Q-n about the main challenges facing GTUC and how to overcome those challenges
Ambassador Kelly: I think the main thing is to have a more comprehensive legislative structure so that there is an agreed roadmap between management and labor; particularly, as it pertains to protection of labor rights and health and safety protection. We have been assisting in advising about developing that kind of legislation. I think that is the most important priority right now.
Q-n about Georgian government’s reported decision to deny Mr. Cabuk asylum and potential extradition
Ambassador Kelly: I am just hearing this from you. I am not going to comment on a court decision that I have not seen. But, let me just say that we have expressed our concerns about this case that there be scrupulous adherence to due process. Any kind of decision relating to extradition needs to be based on very solid evidence of culpability, of guilt; and we had been in fairly regular contact with the government and with the Ministry of Justice on this issue. You know that we have our own such cases, of requests for extradition. So, we believe that our role is to share our own experiences and our own standards for extradition, which, we believe, should be very, very high.

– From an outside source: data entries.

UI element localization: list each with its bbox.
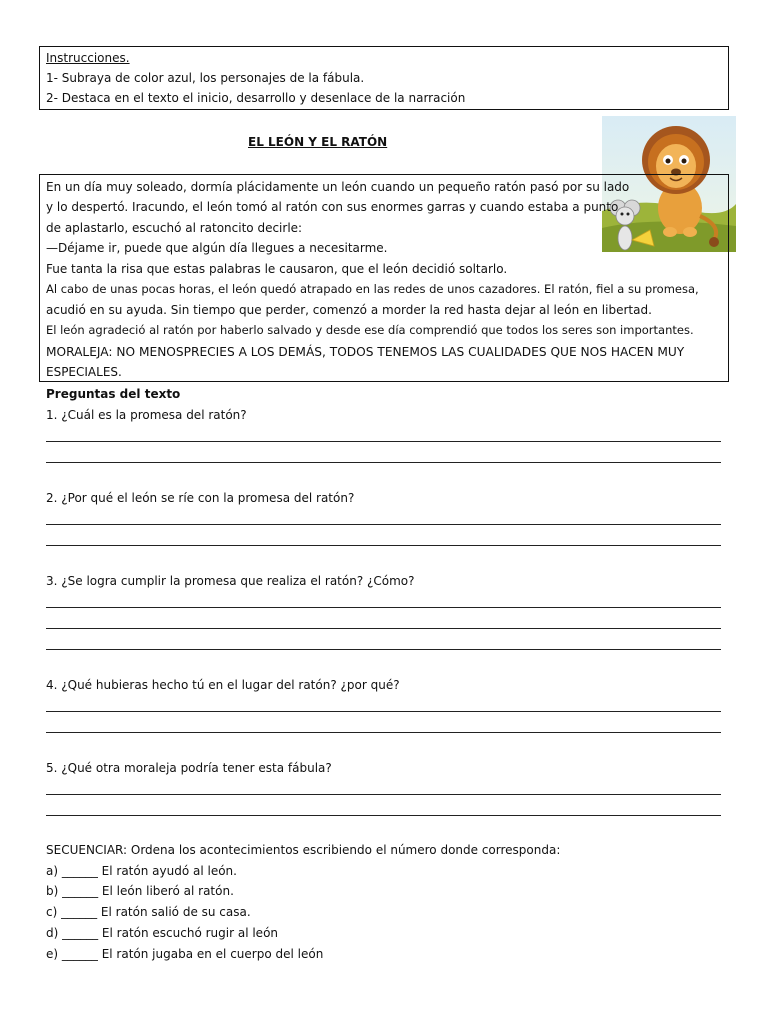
questions-heading: Preguntas del texto: [46, 387, 181, 401]
sequence-heading: SECUENCIAR: Ordena los acontecimientos escribiendo el número donde corresponda:: [46, 843, 561, 857]
story-line: y lo despertó. Iracundo, el león tomó al ratón con sus enormes garras y cuando estaba a punto: [46, 200, 619, 214]
question-1: 1. ¿Cuál es la promesa del ratón?: [46, 408, 247, 422]
answer-line[interactable]: [46, 628, 721, 629]
story-line: —Déjame ir, puede que algún día llegues a necesitarme.: [46, 241, 388, 255]
answer-line[interactable]: [46, 815, 721, 816]
question-3: 3. ¿Se logra cumplir la promesa que realiza el ratón? ¿Cómo?: [46, 574, 415, 588]
sequence-item-e[interactable]: e) ______ El ratón jugaba en el cuerpo del león: [46, 947, 324, 961]
story-title: EL LEÓN Y EL RATÓN: [248, 135, 388, 149]
sequence-item-c[interactable]: c) ______ El ratón salió de su casa.: [46, 905, 251, 919]
answer-line[interactable]: [46, 649, 721, 650]
story-line: acudió en su ayuda. Sin tiempo que perder, comenzó a morder la red hasta dejar al león en libertad.: [46, 303, 652, 317]
question-5: 5. ¿Qué otra moraleja podría tener esta fábula?: [46, 761, 332, 775]
instruction-item-2: 2- Destaca en el texto el inicio, desarrollo y desenlace de la narración: [46, 91, 466, 105]
instruction-item-1: 1- Subraya de color azul, los personajes de la fábula.: [46, 71, 365, 85]
answer-line[interactable]: [46, 441, 721, 442]
moral-line: MORALEJA: NO MENOSPRECIES A LOS DEMÁS, TODOS TENEMOS LAS CUALIDADES QUE NOS HACEN MUY: [46, 345, 685, 359]
sequence-item-d[interactable]: d) ______ El ratón escuchó rugir al león: [46, 926, 279, 940]
story-line: Fue tanta la risa que estas palabras le causaron, que el león decidió soltarlo.: [46, 262, 508, 276]
answer-line[interactable]: [46, 794, 721, 795]
sequence-item-a[interactable]: a) ______ El ratón ayudó al león.: [46, 864, 237, 878]
story-line: En un día muy soleado, dormía plácidamente un león cuando un pequeño ratón pasó por su lado: [46, 180, 630, 194]
question-2: 2. ¿Por qué el león se ríe con la promesa del ratón?: [46, 491, 355, 505]
answer-line[interactable]: [46, 524, 721, 525]
question-4: 4. ¿Qué hubieras hecho tú en el lugar del ratón? ¿por qué?: [46, 678, 400, 692]
instructions-title: Instrucciones.: [46, 51, 130, 65]
story-box: [39, 174, 729, 382]
answer-line[interactable]: [46, 462, 721, 463]
answer-line[interactable]: [46, 545, 721, 546]
sequence-item-b[interactable]: b) ______ El león liberó al ratón.: [46, 884, 234, 898]
story-line: Al cabo de unas pocas horas, el león quedó atrapado en las redes de unos cazadores. El ratón, fiel a su promesa,: [46, 282, 699, 296]
answer-line[interactable]: [46, 732, 721, 733]
story-line: de aplastarlo, escuchó al ratoncito decirle:: [46, 221, 303, 235]
instructions-box: [39, 46, 729, 110]
answer-line[interactable]: [46, 711, 721, 712]
story-line: El león agradeció al ratón por haberlo salvado y desde ese día comprendió que todos los seres son importantes.: [46, 323, 694, 337]
answer-line[interactable]: [46, 607, 721, 608]
moral-line: ESPECIALES.: [46, 365, 122, 379]
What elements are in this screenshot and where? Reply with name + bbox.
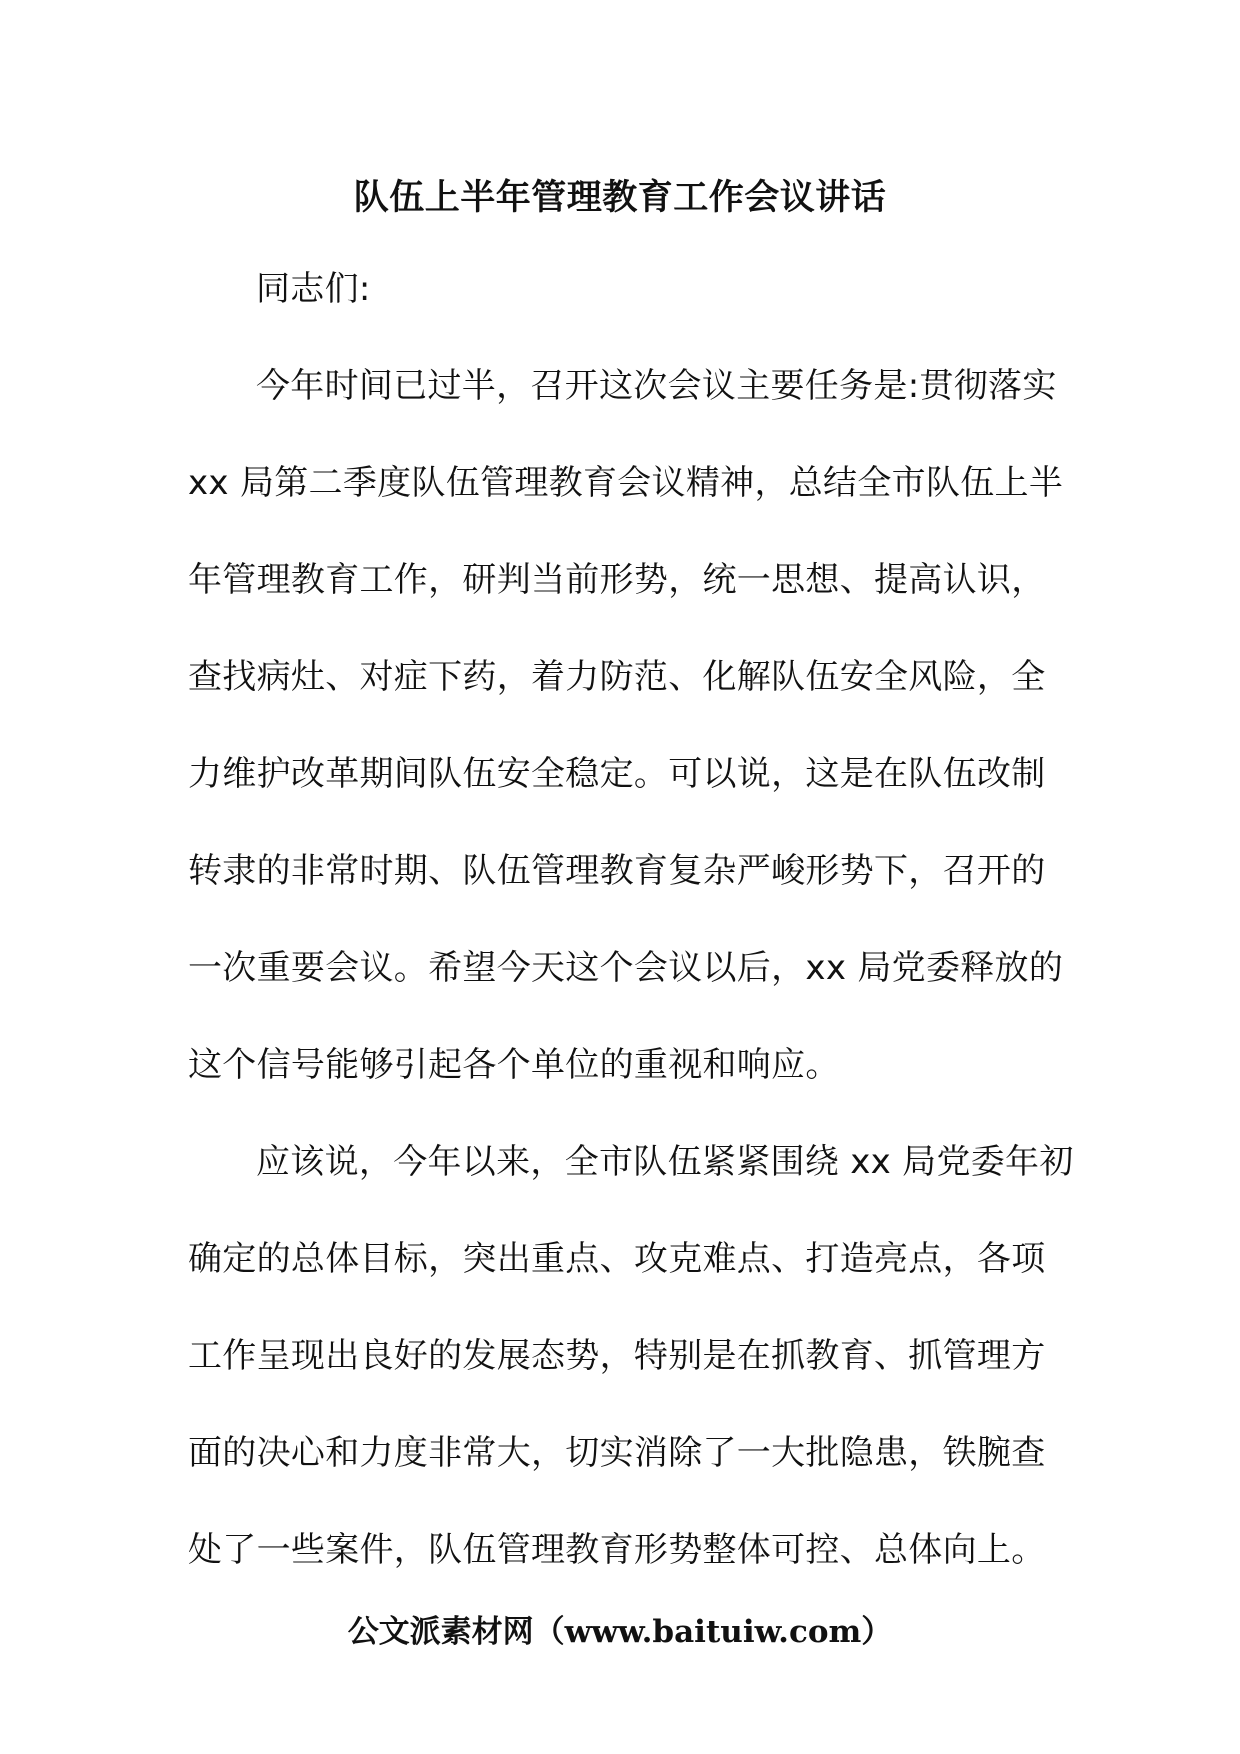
paragraph-line: 今年时间已过半，召开这次会议主要任务是:贯彻落实	[256, 366, 1057, 406]
document-title: 队伍上半年管理教育工作会议讲话	[353, 178, 887, 218]
paragraph-line: 转隶的非常时期、队伍管理教育复杂严峻形势下，召开的	[188, 851, 1046, 891]
paragraph-line: 面的决心和力度非常大，切实消除了一大批隐患，铁腕查	[188, 1433, 1046, 1473]
paragraph-line: 查找病灶、对症下药，着力防范、化解队伍安全风险，全	[188, 657, 1046, 697]
paragraph-line: 力维护改革期间队伍安全稳定。可以说，这是在队伍改制	[188, 754, 1046, 794]
greeting: 同志们:	[256, 269, 371, 309]
paragraph-line: 年管理教育工作，研判当前形势，统一思想、提高认识，	[188, 560, 1046, 600]
paragraph-1	[188, 338, 1064, 1114]
paragraph-line: 应该说，今年以来，全市队伍紧紧围绕 xx 局党委年初	[256, 1142, 1074, 1182]
paragraph-2	[188, 1114, 1074, 1599]
paragraph-line: 处了一些案件，队伍管理教育形势整体可控、总体向上。	[188, 1530, 1046, 1570]
paragraph-line: 这个信号能够引起各个单位的重视和响应。	[188, 1045, 840, 1085]
paragraph-line: xx 局第二季度队伍管理教育会议精神，总结全市队伍上半	[188, 463, 1064, 503]
document-body	[188, 241, 1074, 1599]
paragraph-line: 工作呈现出良好的发展态势，特别是在抓教育、抓管理方	[188, 1336, 1046, 1376]
paragraph-line: 一次重要会议。希望今天这个会议以后，xx 局党委释放的	[188, 948, 1064, 988]
footer-source: 公文派素材网（www.baituiw.com）	[347, 1614, 893, 1650]
paragraph-line: 确定的总体目标，突出重点、攻克难点、打造亮点，各项	[188, 1239, 1046, 1279]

Q-n about so-called “creeping occupation” by Russia
Ambassador Kelly: I think it is very much incumbent on us, the international community, partners and friends of Georgia to be very clear that we find any kind of change of the internationally recognized borders of Georgia as something that we do not accept and will never accept. On this issue, of course, we are in close contact with the European Union’s Monitoring Mission – these are the real experts. And, I think, we will take our lead from them in terms of that in determining what exactly happened and where. But, let me just reiterate and I will reiterate this every day that I am here in Georgia if I have the opportunity that the United States only recognizes the internationally recognized borders of Georgia , that we have been, are, and will be very supportive of Georgia’s territorial integrity and sovereignty over its entire territory.
Q-n about the investigation of the Afghan Mukhtarli’s case and his wife’s claims about surveillance
Ambassador Kelly: We, of course, are very concerned about the fact that an Azeri journalist was taken apparently from within Georgia and showed up the next day in Baku. We have been very clear with the government that we think there should be a thorough investigation and that results should be shared as appropriate after the end of this investigation. Regarding how long the investigation should take, well, it should take as long as it needs to take. But, the important thing here is that information, as appropriate, be shared with the Georgian people at the appropriate time. We have also been in contact with the government about the safety of Mukhtarli’s wife here, of his family here, and we have received assurances that they will take extra measures to guarantee her safety. Again, I have not seen what she said at the press conference, so I cannot comment on it except to say that we have been very clear that we are following this closely and particularly her safety.